How do I create landing pages that convert traffic better?
With organic traffic down 30% or more, visitors to your site are more important and more targeted than in years past. That makes improving conversions on key landing pages even more important.
The goal is simple: one offer, one message, one small copy.
Each landing page should have one call to action and one argument. If you have multiple conversion goals, create multiple landing pages – not one page that tries to do everything.
Your headline should capture the full value proposition. Supporting points should be short. The visitor must understand the offer and act without scrolling.
This is the difference in blog content and thought leadership, which should be elaborated, well-researched, and organized in order to obtain an LLM. Both serve different purposes and require different standards. Conversion-oriented landing pages are not the place for nuance or extended prose.
The takeaway
A drop in traffic is not a temporary setback that will fix itself. Users are getting answers from AI instead of clicking on websites, and that behavior will increase. A content strategy built on a click-only platform is no longer enough.

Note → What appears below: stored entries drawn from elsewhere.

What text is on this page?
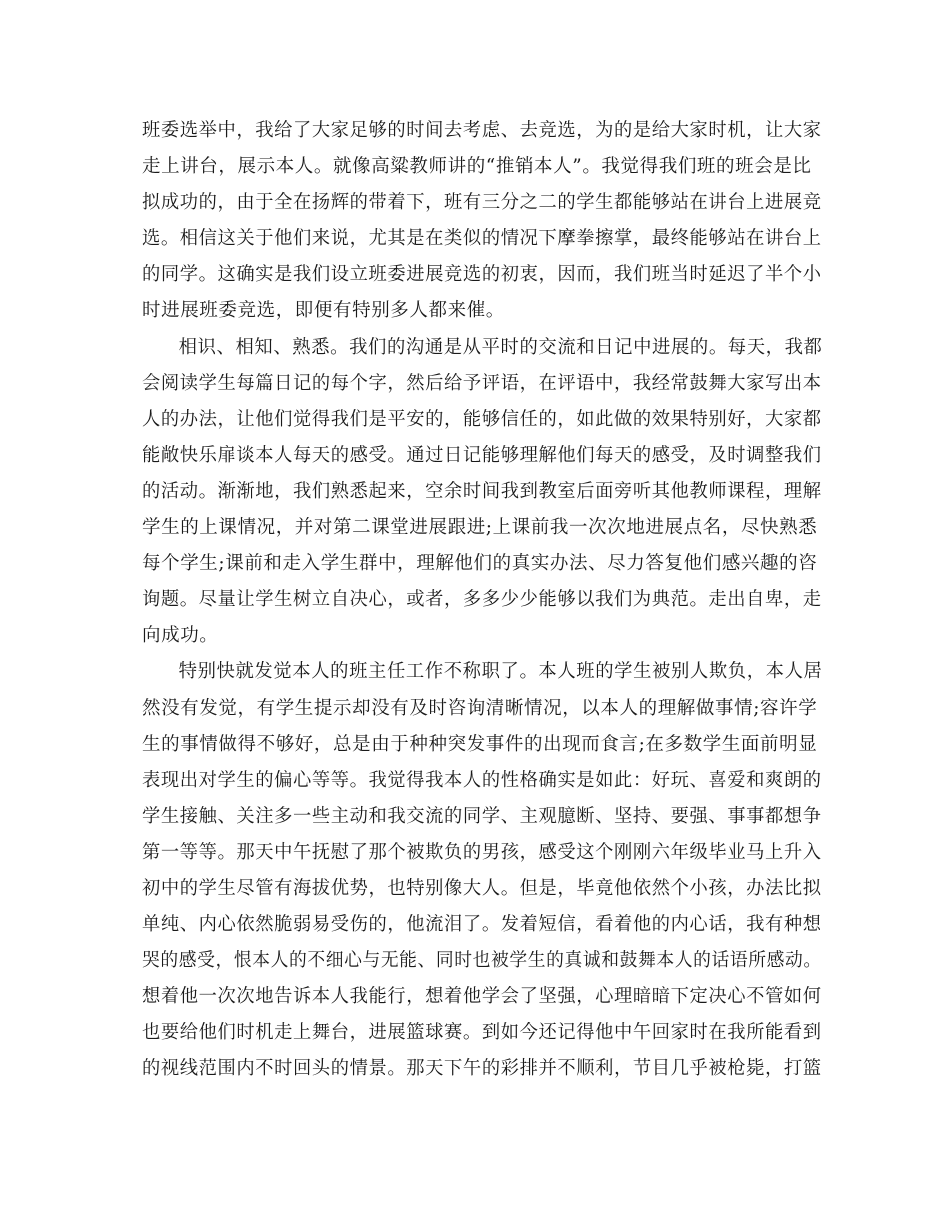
班委选举中，我给了大家足够的时间去考虑、去竞选，为的是给大家时机，让大家
走上讲台，展示本人。就像高粱教师讲的“推销本人”。我觉得我们班的班会是比
拟成功的，由于全在扬辉的带着下，班有三分之二的学生都能够站在讲台上进展竞
选。相信这关于他们来说，尤其是在类似的情况下摩拳擦掌，最终能够站在讲台上
的同学。这确实是我们设立班委进展竞选的初衷，因而，我们班当时延迟了半个小
时进展班委竞选，即便有特别多人都来催。
相识、相知、熟悉。我们的沟通是从平时的交流和日记中进展的。每天，我都
会阅读学生每篇日记的每个字，然后给予评语，在评语中，我经常鼓舞大家写出本
人的办法，让他们觉得我们是平安的，能够信任的，如此做的效果特别好，大家都
能敞快乐扉谈本人每天的感受。通过日记能够理解他们每天的感受，及时调整我们
的活动。渐渐地，我们熟悉起来，空余时间我到教室后面旁听其他教师课程，理解
学生的上课情况，并对第二课堂进展跟进;上课前我一次次地进展点名，尽快熟悉
每个学生;课前和走入学生群中，理解他们的真实办法、尽力答复他们感兴趣的咨
询题。尽量让学生树立自决心，或者，多多少少能够以我们为典范。走出自卑，走
向成功。
特别快就发觉本人的班主任工作不称职了。本人班的学生被别人欺负，本人居
然没有发觉，有学生提示却没有及时咨询清晰情况，以本人的理解做事情;容许学
生的事情做得不够好，总是由于种种突发事件的出现而食言;在多数学生面前明显
表现出对学生的偏心等等。我觉得我本人的性格确实是如此：好玩、喜爱和爽朗的
学生接触、关注多一些主动和我交流的同学、主观臆断、坚持、要强、事事都想争
第一等等。那天中午抚慰了那个被欺负的男孩，感受这个刚刚六年级毕业马上升入
初中的学生尽管有海拔优势，也特别像大人。但是，毕竟他依然个小孩，办法比拟
单纯、内心依然脆弱易受伤的，他流泪了。发着短信，看着他的内心话，我有种想
哭的感受，恨本人的不细心与无能、同时也被学生的真诚和鼓舞本人的话语所感动。
想着他一次次地告诉本人我能行，想着他学会了坚强，心理暗暗下定决心不管如何
也要给他们时机走上舞台，进展篮球赛。到如今还记得他中午回家时在我所能看到
的视线范围内不时回头的情景。那天下午的彩排并不顺利，节目几乎被枪毙，打篮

The replacement is a dual mandate: prepare for citation search engines and build an external brand presence that gives LLMs a reason to mention it regularly. These principles are consistent with what you should have been doing all along — publishing clear, authoritative, and well-organized content based on real information.
The brands that will win in AI-driven discovery are the ones that do the basics well: building real credibility, finding credible external mentions, and writing to readers instead of algorithms.
That was always the right way. AI search just makes it mandatory.
Written by Tim Burke and Lauren Yanez
The opinions expressed in this article are those of the sponsors. Search Engine Land does not confirm or deny any of the conclusions given above.